The following aspects of the CSA are particularly noteworthy:
- Introduction of a duty to prosecute: the CSA introduces an obligation for prosecution authorities to prosecute offences committed by companies under the CSA. Prosecution authorities are to be required by law to initiate proceedings and may only chose to waive prosecution in exceptional cases.
- Increase of potential corporate fines: the maximum amount of corporate fines that may be imposed under the CSA is linked to the company’s turnover and is to be increased to 10% of the average annual turnover for companies with an average annual turnover of more than €100m (determined at group level). When determining the fine, German authorities also have to consider any penalties imposed by foreign authorities in order to avoid a double punishment for the same fact pattern (ne bis in idem principle). On top of any fine, the authorities may disgorge any profit made from corporate crime.
- Compliance measures and deferred prosecution arrangements: further to imposing a fine, the court has the power to impose conditions and issue directions to the company for a deferral period with a view to prevent future corporate misconduct. In particular, the court may request the company to implement compliance measures that are to be monitored by an independent body (compliance monitor).
- Detailed sanctioning guidelines: the CSA sets out detailed sanctioning guidelines for imposing sanctions for corporate crimes. Companies must meet a number of requirements in order to mitigate the sanctions to be imposed on it, e.g. that the rights of employees are respected at all times and that the results of the investigation, the essential documents and the final report are disclosed to the prosecution authorities.

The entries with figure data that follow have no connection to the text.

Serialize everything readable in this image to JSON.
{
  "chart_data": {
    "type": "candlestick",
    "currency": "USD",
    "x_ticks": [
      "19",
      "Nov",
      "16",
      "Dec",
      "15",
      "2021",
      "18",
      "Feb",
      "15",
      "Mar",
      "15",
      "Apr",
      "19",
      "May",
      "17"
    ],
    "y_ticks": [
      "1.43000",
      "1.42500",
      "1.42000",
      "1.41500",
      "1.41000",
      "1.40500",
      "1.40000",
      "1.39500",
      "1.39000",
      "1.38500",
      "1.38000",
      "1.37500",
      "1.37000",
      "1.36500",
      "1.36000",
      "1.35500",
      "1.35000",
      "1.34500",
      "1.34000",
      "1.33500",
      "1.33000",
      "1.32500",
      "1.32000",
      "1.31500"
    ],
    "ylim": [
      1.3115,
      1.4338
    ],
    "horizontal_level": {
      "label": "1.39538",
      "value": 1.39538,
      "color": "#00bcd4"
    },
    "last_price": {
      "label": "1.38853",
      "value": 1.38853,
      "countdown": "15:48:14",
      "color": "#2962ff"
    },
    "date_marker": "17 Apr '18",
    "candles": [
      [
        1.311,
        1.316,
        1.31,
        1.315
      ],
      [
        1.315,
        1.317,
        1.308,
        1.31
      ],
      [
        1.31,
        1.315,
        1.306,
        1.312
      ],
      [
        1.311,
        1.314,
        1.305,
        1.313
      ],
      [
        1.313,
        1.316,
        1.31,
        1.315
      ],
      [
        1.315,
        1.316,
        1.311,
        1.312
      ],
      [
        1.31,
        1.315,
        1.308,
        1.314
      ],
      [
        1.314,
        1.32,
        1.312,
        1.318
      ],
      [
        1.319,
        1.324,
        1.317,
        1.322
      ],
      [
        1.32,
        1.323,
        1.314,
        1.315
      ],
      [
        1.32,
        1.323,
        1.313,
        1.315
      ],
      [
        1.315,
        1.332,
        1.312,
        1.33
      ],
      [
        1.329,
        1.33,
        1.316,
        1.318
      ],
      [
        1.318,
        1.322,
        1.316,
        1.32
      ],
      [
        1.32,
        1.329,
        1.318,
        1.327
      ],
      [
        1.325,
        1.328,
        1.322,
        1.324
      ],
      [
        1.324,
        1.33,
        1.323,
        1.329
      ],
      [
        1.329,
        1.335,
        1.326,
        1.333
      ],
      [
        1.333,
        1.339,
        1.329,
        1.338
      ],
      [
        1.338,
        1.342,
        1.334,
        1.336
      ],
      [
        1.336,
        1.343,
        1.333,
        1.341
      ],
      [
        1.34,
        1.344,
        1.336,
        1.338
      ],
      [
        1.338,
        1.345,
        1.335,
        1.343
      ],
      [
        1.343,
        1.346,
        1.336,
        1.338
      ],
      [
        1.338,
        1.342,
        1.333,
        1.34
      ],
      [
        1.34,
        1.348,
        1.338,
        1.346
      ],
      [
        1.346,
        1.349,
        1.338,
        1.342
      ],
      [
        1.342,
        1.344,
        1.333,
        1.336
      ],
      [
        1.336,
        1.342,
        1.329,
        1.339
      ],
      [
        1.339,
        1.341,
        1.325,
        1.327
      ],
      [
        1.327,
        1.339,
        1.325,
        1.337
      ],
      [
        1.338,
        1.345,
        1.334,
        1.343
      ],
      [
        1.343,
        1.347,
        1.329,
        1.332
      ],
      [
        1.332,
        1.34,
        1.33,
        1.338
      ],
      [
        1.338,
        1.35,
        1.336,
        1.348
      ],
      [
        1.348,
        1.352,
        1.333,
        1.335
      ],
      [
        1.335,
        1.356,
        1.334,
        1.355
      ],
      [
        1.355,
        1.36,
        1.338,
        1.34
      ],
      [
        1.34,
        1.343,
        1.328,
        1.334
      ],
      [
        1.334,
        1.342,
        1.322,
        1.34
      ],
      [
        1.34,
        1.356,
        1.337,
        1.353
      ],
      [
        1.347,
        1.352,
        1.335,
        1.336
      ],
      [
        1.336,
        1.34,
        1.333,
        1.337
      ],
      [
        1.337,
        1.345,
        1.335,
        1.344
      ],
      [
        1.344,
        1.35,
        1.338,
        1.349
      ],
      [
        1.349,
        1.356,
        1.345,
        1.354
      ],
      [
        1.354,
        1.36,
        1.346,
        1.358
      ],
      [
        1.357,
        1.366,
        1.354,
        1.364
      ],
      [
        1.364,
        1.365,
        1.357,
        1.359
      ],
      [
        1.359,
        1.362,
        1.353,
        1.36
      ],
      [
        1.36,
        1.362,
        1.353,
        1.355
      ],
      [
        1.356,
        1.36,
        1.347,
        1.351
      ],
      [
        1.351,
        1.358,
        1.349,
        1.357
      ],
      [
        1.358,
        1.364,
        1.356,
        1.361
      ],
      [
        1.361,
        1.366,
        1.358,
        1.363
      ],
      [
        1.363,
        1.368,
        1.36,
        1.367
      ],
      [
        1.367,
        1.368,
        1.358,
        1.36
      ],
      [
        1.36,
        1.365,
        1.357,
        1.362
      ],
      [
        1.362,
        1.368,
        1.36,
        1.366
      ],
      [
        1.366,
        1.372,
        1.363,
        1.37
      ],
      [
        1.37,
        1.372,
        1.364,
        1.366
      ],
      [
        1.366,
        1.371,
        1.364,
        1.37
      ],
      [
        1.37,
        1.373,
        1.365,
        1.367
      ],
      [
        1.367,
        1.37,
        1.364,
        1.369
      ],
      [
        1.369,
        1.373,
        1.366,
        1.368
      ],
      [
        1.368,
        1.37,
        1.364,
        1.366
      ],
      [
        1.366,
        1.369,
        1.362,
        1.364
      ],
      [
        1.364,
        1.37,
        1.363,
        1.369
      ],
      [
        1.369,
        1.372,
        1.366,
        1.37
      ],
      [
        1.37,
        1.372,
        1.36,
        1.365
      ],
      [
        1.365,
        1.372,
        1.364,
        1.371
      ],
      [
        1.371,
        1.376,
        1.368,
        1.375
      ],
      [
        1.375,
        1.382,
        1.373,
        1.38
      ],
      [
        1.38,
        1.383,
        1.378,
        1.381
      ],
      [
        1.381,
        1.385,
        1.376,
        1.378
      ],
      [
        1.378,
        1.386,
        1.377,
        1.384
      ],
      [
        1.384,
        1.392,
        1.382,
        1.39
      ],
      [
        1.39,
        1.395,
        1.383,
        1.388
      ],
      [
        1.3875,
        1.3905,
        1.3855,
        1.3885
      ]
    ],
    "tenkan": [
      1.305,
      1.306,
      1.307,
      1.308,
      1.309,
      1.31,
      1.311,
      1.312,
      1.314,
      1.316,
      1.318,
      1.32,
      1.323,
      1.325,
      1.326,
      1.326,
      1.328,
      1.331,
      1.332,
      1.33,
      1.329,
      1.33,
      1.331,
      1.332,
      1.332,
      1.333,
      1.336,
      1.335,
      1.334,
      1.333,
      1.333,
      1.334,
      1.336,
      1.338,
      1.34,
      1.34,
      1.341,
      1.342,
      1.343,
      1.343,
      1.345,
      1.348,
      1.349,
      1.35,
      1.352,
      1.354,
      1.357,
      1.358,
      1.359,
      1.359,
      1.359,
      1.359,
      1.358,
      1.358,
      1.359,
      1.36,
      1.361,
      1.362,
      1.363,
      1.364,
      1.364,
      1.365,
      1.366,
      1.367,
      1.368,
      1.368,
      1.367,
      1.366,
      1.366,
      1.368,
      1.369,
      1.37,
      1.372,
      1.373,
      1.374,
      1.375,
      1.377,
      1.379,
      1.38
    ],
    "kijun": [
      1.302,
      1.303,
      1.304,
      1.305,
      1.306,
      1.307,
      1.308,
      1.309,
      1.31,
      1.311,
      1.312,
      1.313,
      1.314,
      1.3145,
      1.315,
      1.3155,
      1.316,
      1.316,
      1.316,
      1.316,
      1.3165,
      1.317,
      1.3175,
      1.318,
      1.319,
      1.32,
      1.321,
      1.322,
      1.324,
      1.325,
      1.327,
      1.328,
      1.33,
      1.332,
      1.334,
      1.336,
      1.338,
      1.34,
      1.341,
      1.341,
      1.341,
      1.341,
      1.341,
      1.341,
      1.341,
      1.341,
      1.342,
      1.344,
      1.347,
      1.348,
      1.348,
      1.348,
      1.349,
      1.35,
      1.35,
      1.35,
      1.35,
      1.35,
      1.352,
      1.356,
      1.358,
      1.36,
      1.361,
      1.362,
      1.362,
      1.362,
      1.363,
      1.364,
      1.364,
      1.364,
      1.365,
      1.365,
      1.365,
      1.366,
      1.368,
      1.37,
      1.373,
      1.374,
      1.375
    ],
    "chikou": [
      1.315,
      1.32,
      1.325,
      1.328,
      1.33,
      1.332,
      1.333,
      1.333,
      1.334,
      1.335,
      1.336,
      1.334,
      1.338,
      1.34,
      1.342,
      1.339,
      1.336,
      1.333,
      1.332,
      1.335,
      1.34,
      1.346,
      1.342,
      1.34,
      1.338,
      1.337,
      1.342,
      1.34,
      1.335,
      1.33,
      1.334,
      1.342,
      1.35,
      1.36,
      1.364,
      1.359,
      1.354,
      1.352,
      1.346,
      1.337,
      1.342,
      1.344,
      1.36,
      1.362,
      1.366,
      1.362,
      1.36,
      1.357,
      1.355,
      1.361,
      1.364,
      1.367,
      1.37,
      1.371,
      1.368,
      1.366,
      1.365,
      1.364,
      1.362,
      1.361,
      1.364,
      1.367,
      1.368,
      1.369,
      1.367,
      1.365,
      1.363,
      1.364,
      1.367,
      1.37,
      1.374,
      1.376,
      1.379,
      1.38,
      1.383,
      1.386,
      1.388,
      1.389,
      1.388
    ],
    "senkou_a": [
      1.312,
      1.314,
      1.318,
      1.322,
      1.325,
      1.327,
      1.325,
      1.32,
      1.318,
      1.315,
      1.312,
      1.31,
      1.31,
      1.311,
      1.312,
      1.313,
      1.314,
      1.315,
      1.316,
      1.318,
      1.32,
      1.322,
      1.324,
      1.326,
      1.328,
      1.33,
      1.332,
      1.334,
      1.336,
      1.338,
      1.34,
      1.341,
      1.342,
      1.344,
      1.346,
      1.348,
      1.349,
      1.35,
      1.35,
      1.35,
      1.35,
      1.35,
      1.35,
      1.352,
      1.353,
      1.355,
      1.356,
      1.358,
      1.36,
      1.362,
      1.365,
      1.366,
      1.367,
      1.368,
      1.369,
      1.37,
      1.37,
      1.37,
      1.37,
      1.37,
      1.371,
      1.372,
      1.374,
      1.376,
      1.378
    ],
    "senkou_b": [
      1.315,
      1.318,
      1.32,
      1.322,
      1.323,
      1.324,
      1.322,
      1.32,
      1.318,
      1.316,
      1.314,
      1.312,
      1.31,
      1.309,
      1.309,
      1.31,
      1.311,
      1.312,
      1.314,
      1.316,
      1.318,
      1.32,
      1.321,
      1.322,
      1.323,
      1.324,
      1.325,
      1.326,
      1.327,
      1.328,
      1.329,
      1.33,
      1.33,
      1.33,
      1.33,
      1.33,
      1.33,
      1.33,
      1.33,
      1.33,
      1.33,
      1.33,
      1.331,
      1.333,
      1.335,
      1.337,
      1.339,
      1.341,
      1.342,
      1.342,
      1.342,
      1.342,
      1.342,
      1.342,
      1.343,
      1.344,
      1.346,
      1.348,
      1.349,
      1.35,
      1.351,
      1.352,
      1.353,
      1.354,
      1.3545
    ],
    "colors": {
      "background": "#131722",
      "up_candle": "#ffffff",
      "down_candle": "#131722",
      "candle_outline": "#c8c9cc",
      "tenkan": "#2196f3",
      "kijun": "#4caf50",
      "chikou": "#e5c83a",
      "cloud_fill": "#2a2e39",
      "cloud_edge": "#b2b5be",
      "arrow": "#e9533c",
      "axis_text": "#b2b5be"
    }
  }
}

- Corporate crimes committed abroad: in contrast to the US FCPA and the UK Bribery Act, the extraterritorial reach of the Draft Corporate Sanctions Act is limited.The scope of the Draft Corporate Sanctions Act does go beyond the scope of German criminal law and targets also foreign actions under certain conditions. However, irrespective of whether the criminal act is committed in Germany or abroad, the Draft Corporate Sanctions Act only applies to companies with a registered office in Germany.
The CSA provides that it will only apply to corporate crimes committed after it has entered into force.
Companies doing business in Germany should carefully observe the passage of the draft act, and, if the law passes, review their existing investigation guidelines or defence manuals in the light of it. With respect to compliance monitors and deferred prosecution arrangements, companies will be well-advised to consult with investigation experts from jurisdictions that have extensive experience with compliance monitors and deferred prosecution arrangements to identify possible pitfalls and understand the likely impact on their business, in particular in the context of cross-border investigations.
The CSA further confirms a wider global convergence towards an American-led model of white collar enforcement. Following France’s passage of Sapin II, the UK’s continued moves towards vicarious-style liability and the lure of DPAs now reaching as far afield as Australia, Canada and Singapore – rumours of the end of the American century, in corporate crime at least, may yet be greatly exaggerated.